Fortunately, during this particular rainy stretch, I had plenty of variety (how people who only read political or social tracts get from breakfast to supper is beyond me). Anna Bennett continued her “Debutante Diaries” series of Regency romances with When You Wish Upon a Rogue ; Dayton Ward writes about an intrepid band of Federation spies behind enemy lines in the Klingon Empire in Star Trek: Agents of Influence ; and Larry Tye’s book Demagogue charts the rise and fall of the infamous Senator Joe McCarthy.
All of it was enjoyable in its own way (although the Masson book naturally brought back a bunch of painful memories), but looking back I realize that once again the rain hitting the windows somehow enhanced the experience. There was still plenty of reading to be enjoyed once the sunny days returned. But there was also a dog to be walked, errands to run, and the outside world just in general to be enjoyed.

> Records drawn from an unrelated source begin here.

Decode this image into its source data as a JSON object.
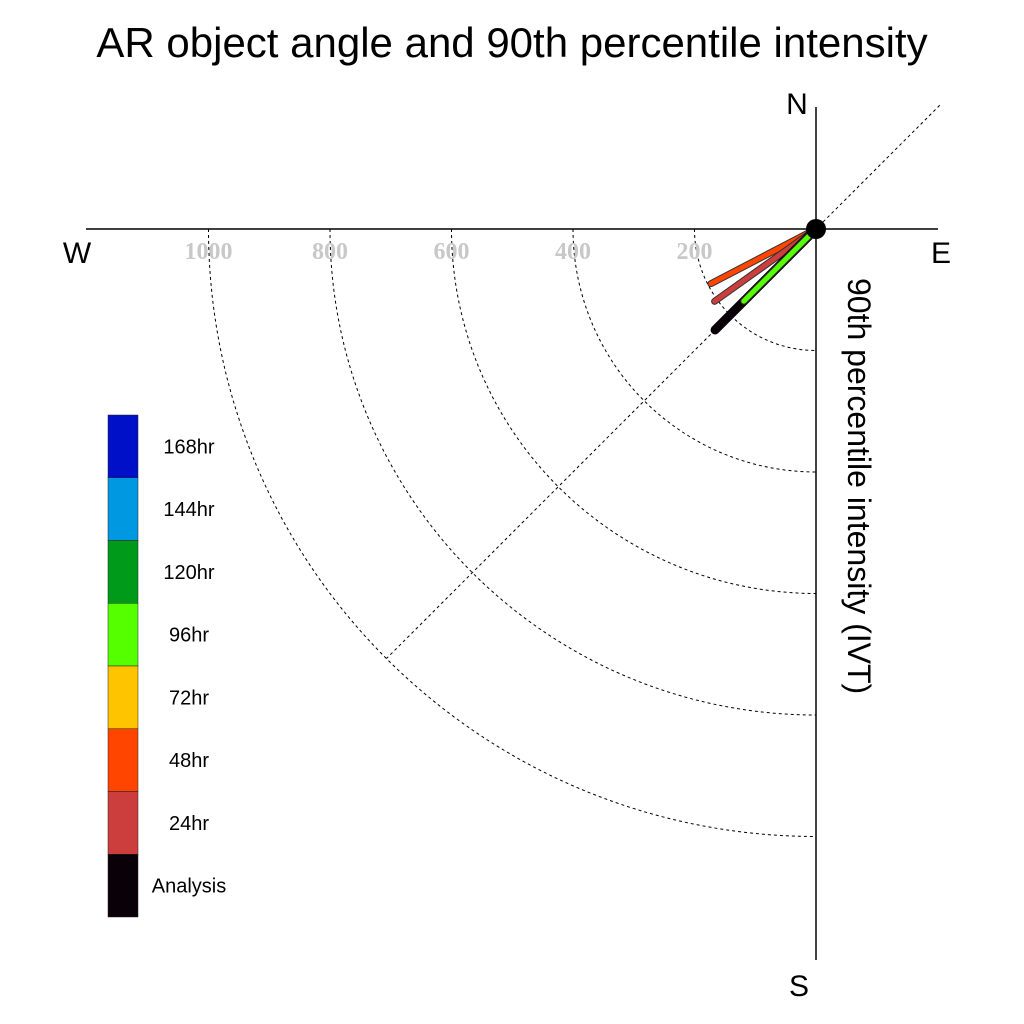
{
  "chart_data": {
    "type": "polar-vector",
    "title": "AR object angle and 90th percentile intensity",
    "ylabel": "90th percentile intensity (IVT)",
    "compass": {
      "north": "N",
      "south": "S",
      "east": "E",
      "west": "W"
    },
    "radial_ticks": [
      200,
      400,
      600,
      800,
      1000
    ],
    "radial_tick_labels": [
      "200",
      "400",
      "600",
      "800",
      "1000"
    ],
    "radial_range": [
      0,
      1000
    ],
    "reference_line_angle_deg": 45,
    "grid": "dotted",
    "legend": {
      "placement": "left",
      "entries": [
        {
          "label": "168hr",
          "color": "#0010c8"
        },
        {
          "label": "144hr",
          "color": "#0098e0"
        },
        {
          "label": "120hr",
          "color": "#009a1a"
        },
        {
          "label": "96hr",
          "color": "#55ff00"
        },
        {
          "label": "72hr",
          "color": "#ffc400"
        },
        {
          "label": "48hr",
          "color": "#ff4500"
        },
        {
          "label": "24hr",
          "color": "#cc3d3d"
        },
        {
          "label": "Analysis",
          "color": "#0a0008"
        }
      ]
    },
    "series": [
      {
        "name": "48hr",
        "color": "#ff4500",
        "direction_deg": 242.5,
        "intensity": 195
      },
      {
        "name": "24hr",
        "color": "#cc3d3d",
        "direction_deg": 234.5,
        "intensity": 205
      },
      {
        "name": "Analysis",
        "color": "#0a0008",
        "direction_deg": 225,
        "intensity": 235
      },
      {
        "name": "96hr",
        "color": "#55ff00",
        "direction_deg": 225,
        "intensity": 168
      }
    ]
  }
}
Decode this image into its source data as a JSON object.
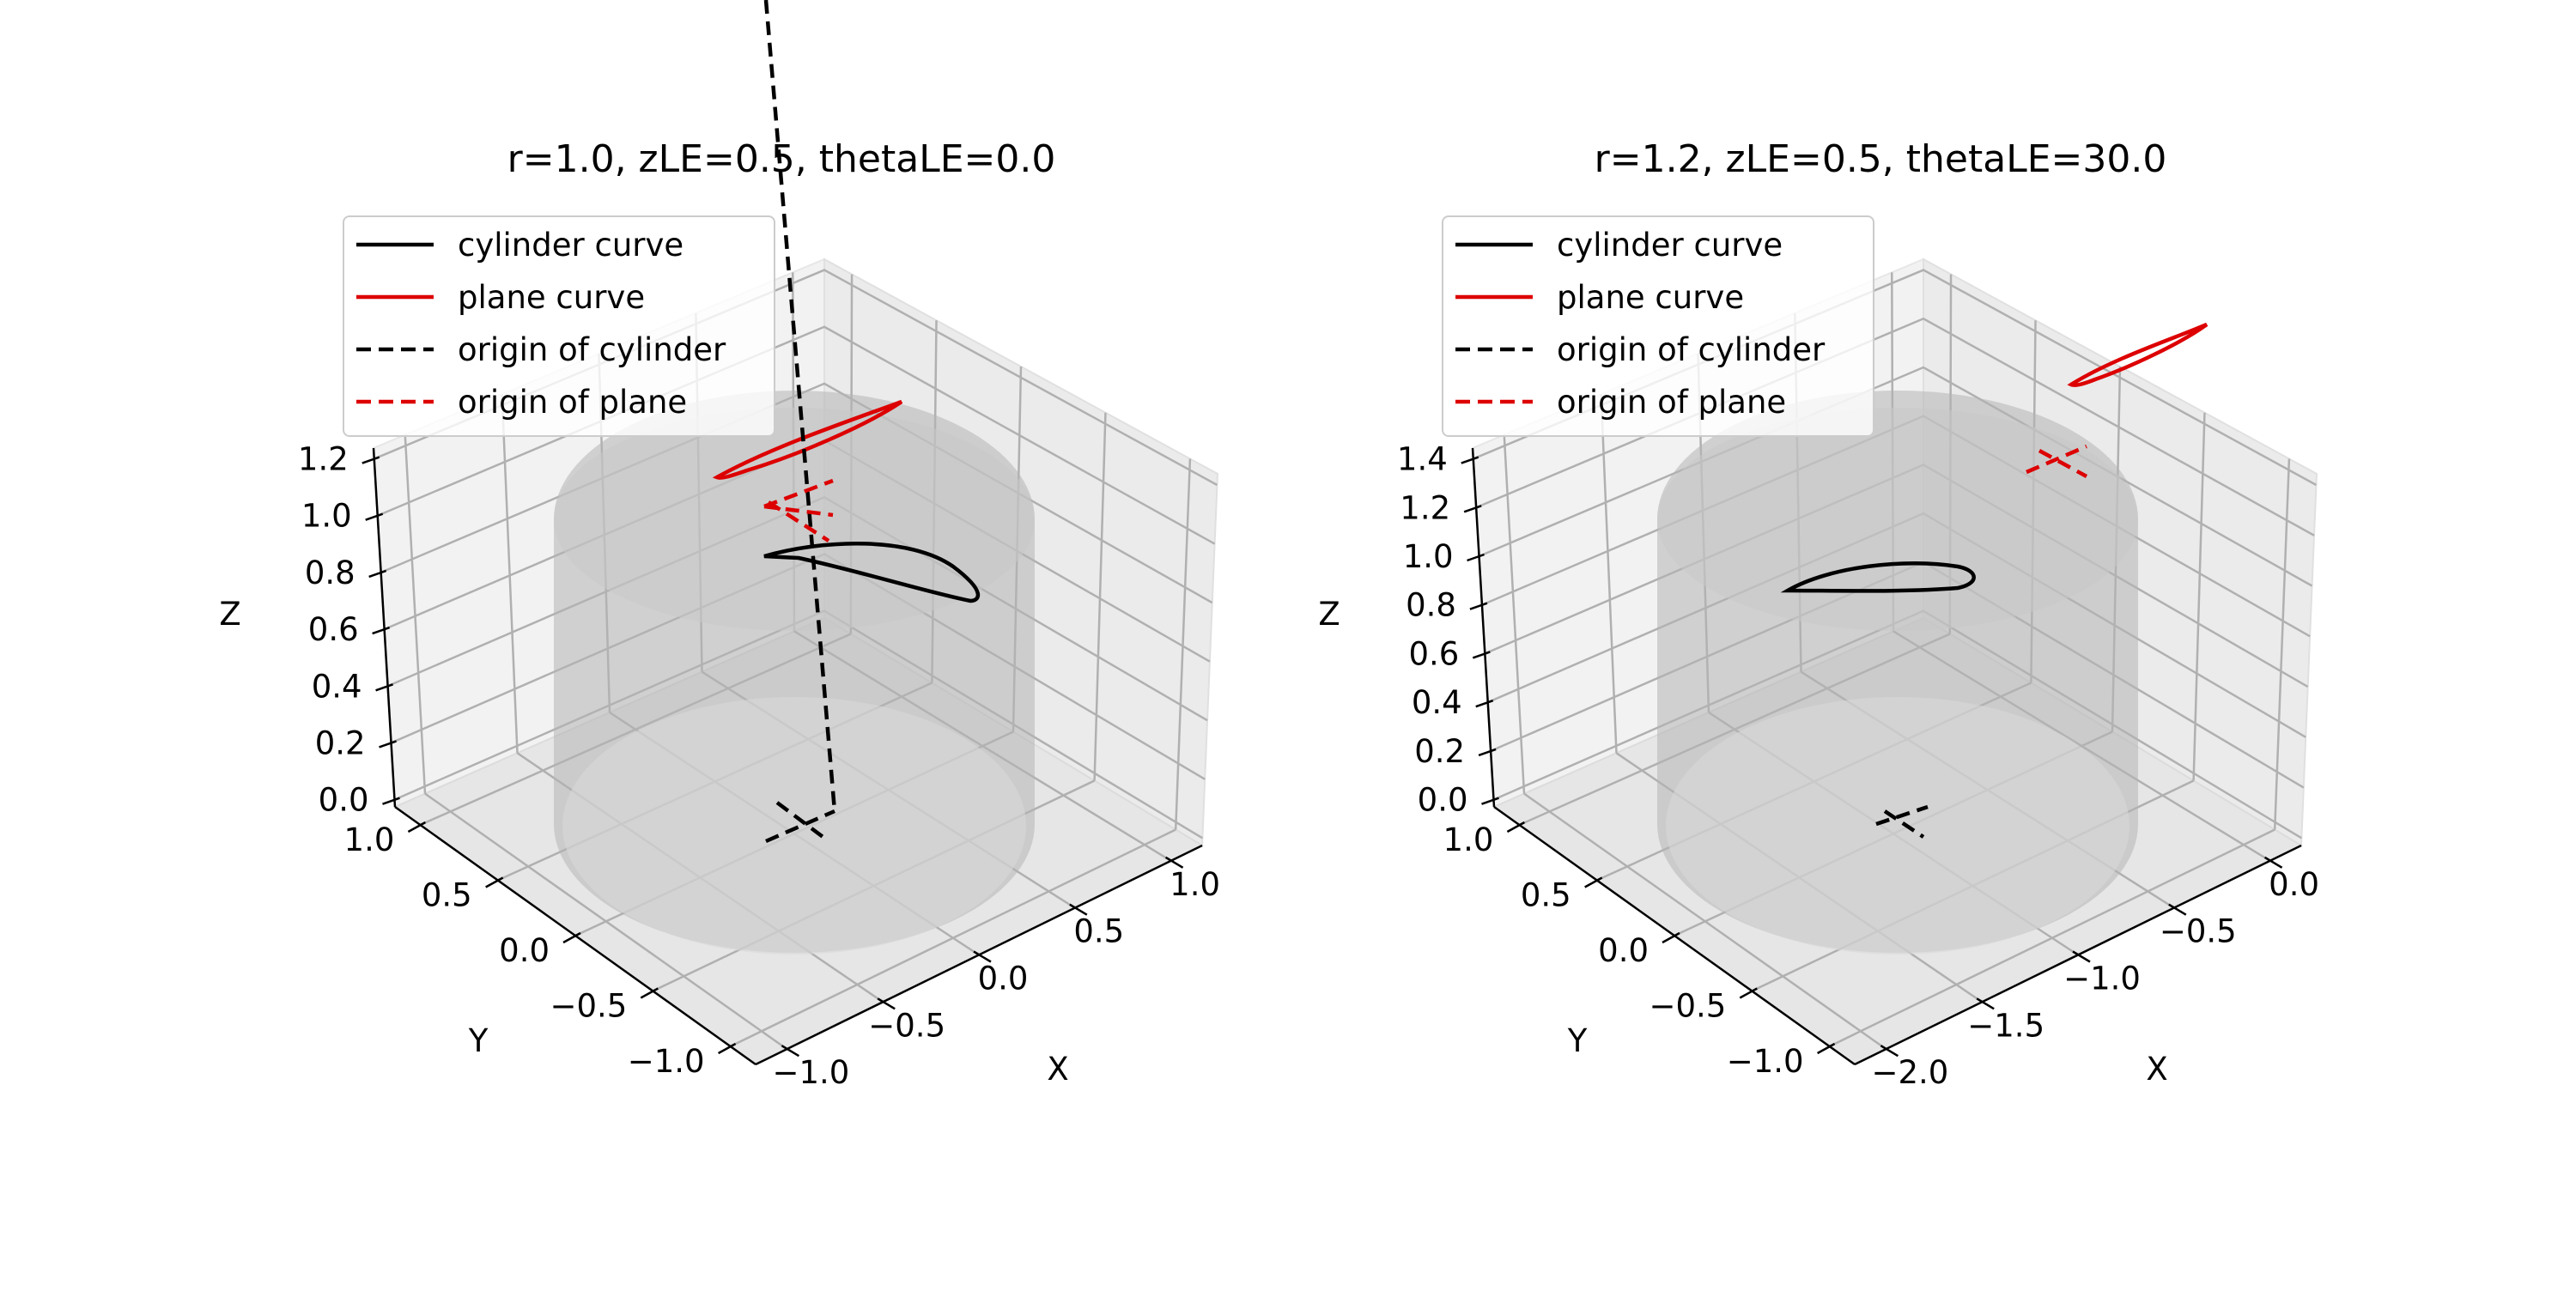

The rain gives us permission to skip all that and read. And in Boston, thankfully, the rainy days will be back.
Steve Donoghue is a book reviewer and editor living in Boston (with his inquisitive little Schnauzer Frieda). His work has appeared in the Boston Globe, the Wall Street Journal, the Washington Post, and Kirkus Reviews, and he writes regularly for the Christian Science Monitor, the National, and the Martha’s Vineyard Gazette. He is a proud Weathersfield Proctor Library patron.